While you’ll stay at the restaurants mentioned until the wee hours as many transform into fun spots for after-dinner drinks (either with live music or a lively crowd) below are some can’t-miss bars...

Kikekeller: Head to designer Kike Keller’s bar, Kikekeller in Madrid’s cool Malasaña neighborhood to enjoy a dynamic experience that fuses art, retail, and cocktails.

1862 Dry Bar: 1862 Dry Bar isn’t the dodgy tapas bar you may expect when you think about nightlife in Madrid. Serving craft cocktails in a chic, modern space, 1862 Dry Bar is perfect for an afternoon jaunt after a day exploring the streets of Malasaña.

La Ardosa: Beer lovers in the form of locals and tourists alike love La Ardosa for their extensive list of international beers.
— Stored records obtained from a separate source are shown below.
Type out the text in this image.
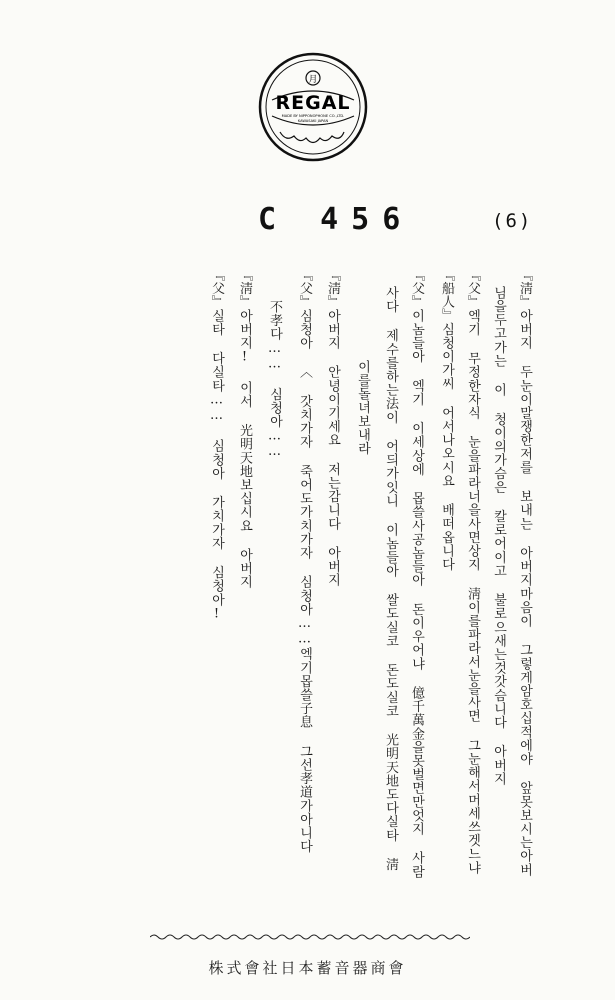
月
REGAL
MADE BY NIPPONOPHONE CO.,LTD.
KAWASAKI JAPAN
C 456	(6)
『淸』아버지 두눈이말쟁한저를 보내는 아버지마음이 그렇게암호십적에야 앞못보시는아버
님을두고가는 이 청이의가슴은 칼로어이고 불로으새는것갓슴니다 아버지
『父』엑기 무정한자식 눈을파라너을사면상지 淸이를파라서눈을사면 그눈해서머세쓰겟느냐
『船人』심청이가씨 어서나오시요 배떠옵니다
『父』이놈들아 엑기 이세상에 몹쓸사공놈들아 돈이우어냐 億千萬金을못벌면만엇지 사람
사다 제수를하는法이 어듸가잇니 이놈들아 쌀도실코 돈도실코 光明天地도다실타 淸
이를돌녀보내라
『淸』아버지 안녕이기세요 저는감니다 아버지
『父』심청아 〈 갓치가자 죽어도가치가자 심청아……엑기몹쓸子息 그선孝道가아니다
不孝다…… 심청아……
『淸』아버지! 이서 光明天地보십시요 아버지
『父』실타 다실타…… 심청아 가치가자 심청아!
株式會社日本蓄音器商會
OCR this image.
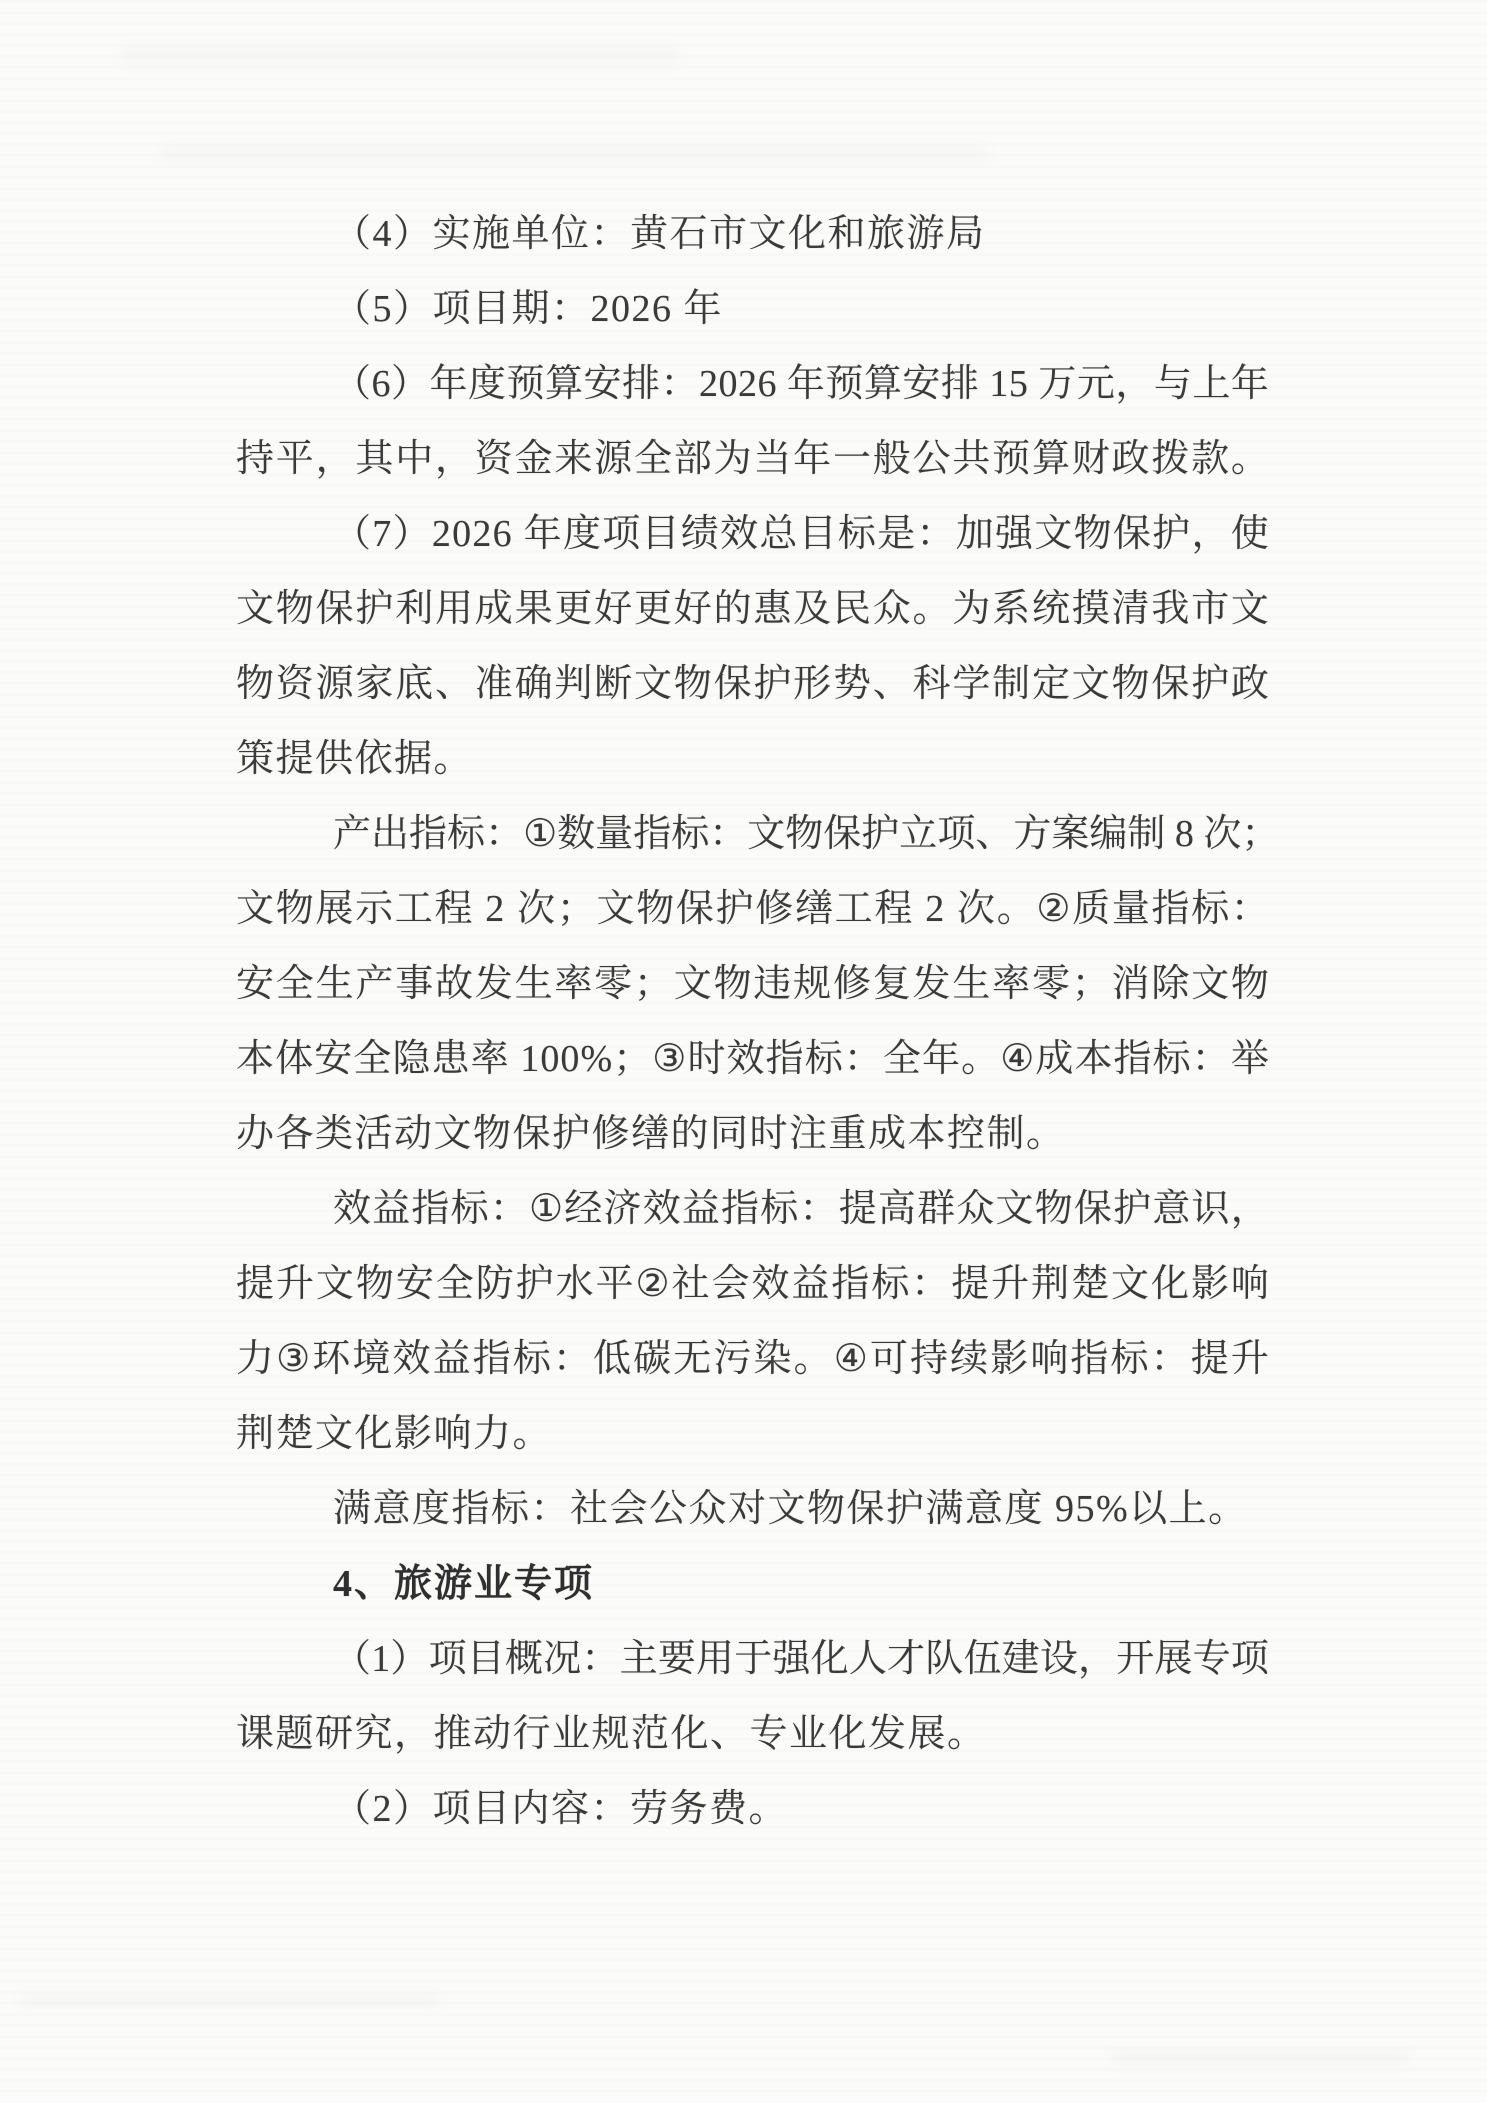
（4）实施单位：黄石市文化和旅游局
（5）项目期：2026 年
（ 6 ） 年 度 预 算 安 排 ： 2 0 2 6
年 预 算 安 排
1 5
万 元 ， 与 上 年
持 平 ， 其 中 ， 资 金 来 源 全 部 为 当 年 一 般 公 共 预 算 财 政 拨 款 。
（ 7 ） 2 0 2 6
年 度 项 目 绩 效 总 目 标 是 ： 加 强 文 物 保 护 ， 使
文 物 保 护 利 用 成 果 更 好 更 好 的 惠 及 民 众 。 为 系 统 摸 清 我 市 文
物 资 源 家 底 、 准 确 判 断 文 物 保 护 形 势 、 科 学 制 定 文 物 保 护 政
策提供依据。
产 出 指 标 ： ① 数 量 指 标 ： 文 物 保 护 立 项 、 方 案 编 制
8
次 ；
文 物 展 示 工 程
2
次 ； 文 物 保 护 修 缮 工 程
2
次 。 ② 质 量 指 标 ：
安 全 生 产 事 故 发 生 率 零 ； 文 物 违 规 修 复 发 生 率 零 ； 消 除 文 物
本 体 安 全 隐 患 率
1 0 0 % ； ③ 时 效 指 标 ： 全 年 。 ④ 成 本 指 标 ： 举
办各类活动文物保护修缮的同时注重成本控制。
效 益 指 标 ： ① 经 济 效 益 指 标 ： 提 高 群 众 文 物 保 护 意 识 ，
提 升 文 物 安 全 防 护 水 平 ② 社 会 效 益 指 标 ： 提 升 荆 楚 文 化 影 响
力 ③ 环 境 效 益 指 标 ： 低 碳 无 污 染 。 ④ 可 持 续 影 响 指 标 ： 提 升
荆楚文化影响力。
满意度指标：社会公众对文物保护满意度 95%以上。
4、旅游业专项
（ 1 ） 项 目 概 况 ： 主 要 用 于 强 化 人 才 队 伍 建 设 ， 开 展 专 项
课题研究，推动行业规范化、专业化发展。
（2）项目内容：劳务费。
El Corral de la Moreria: As Flamenco is one of Spain’s most authentic art forms, seeing a live performance is a bucket list item. El Corral de la Morería is our favorite Flamenco venue for dinner and drinks.

 

What to do?

Malasaña has quickly become the coolest neighborhood in Madrid. With the city’s best restaurants, cafés, bars and vintage shops on one easy strip, it’s the perfect area to spend a day like a local. For some nearby culture, visit Palace Real and Museo Cerralbo. Then hit the best shops in the neighborhood: Crespo Old House for some locally-made espadrilles or Magro Cardona, a modern Spanish shoe brand. There’s also Magpie Vintage for cheap vintage finds, chic concept store, El Moderno, and Hijo de Epigmenio and Antigua Casa Talavera for artisanal home decor.

Salamanca is Madrid’s high-end neighborhood. Browse the chic restaurants and shops on the pristine Calle de Jorge Juan. Some of our favorite shops are Ekseption, Masscob, and Malababa. When you’re shopped out, walk south to end up at Retiro Park and the Paseo del Prado to top the day off with some culture.

Arts and Culture:

Start off with a visit to Madrid’s Golden Triangle of Art on the Paseo del Prado which is made up of the Museo del Prado, Centro de Arte Reina Sofía, and the lesser-known but must-see, Museo Nacional Thyssen-Bornemisza. Nearby is Madrid’s new, modern and contemporary art museum, CaixaForum Madrid. Top off the day with a picnic in Retiro Park.

Markets

Mercado de San Miguel, located in the city’s center, is Madrid’s best gourmet tapas market offering a variety of tapas, cured meats, olives, and cheese, along with beer, wine, and champagne. Our advice is to go hungry. El Rastro is Madrid’s famous Sunday open-air flea market open from 9am-3pm. As Spaniards tend to start their days late (like, really late), we suggest getting there early to peruse the market ahead of the crowds.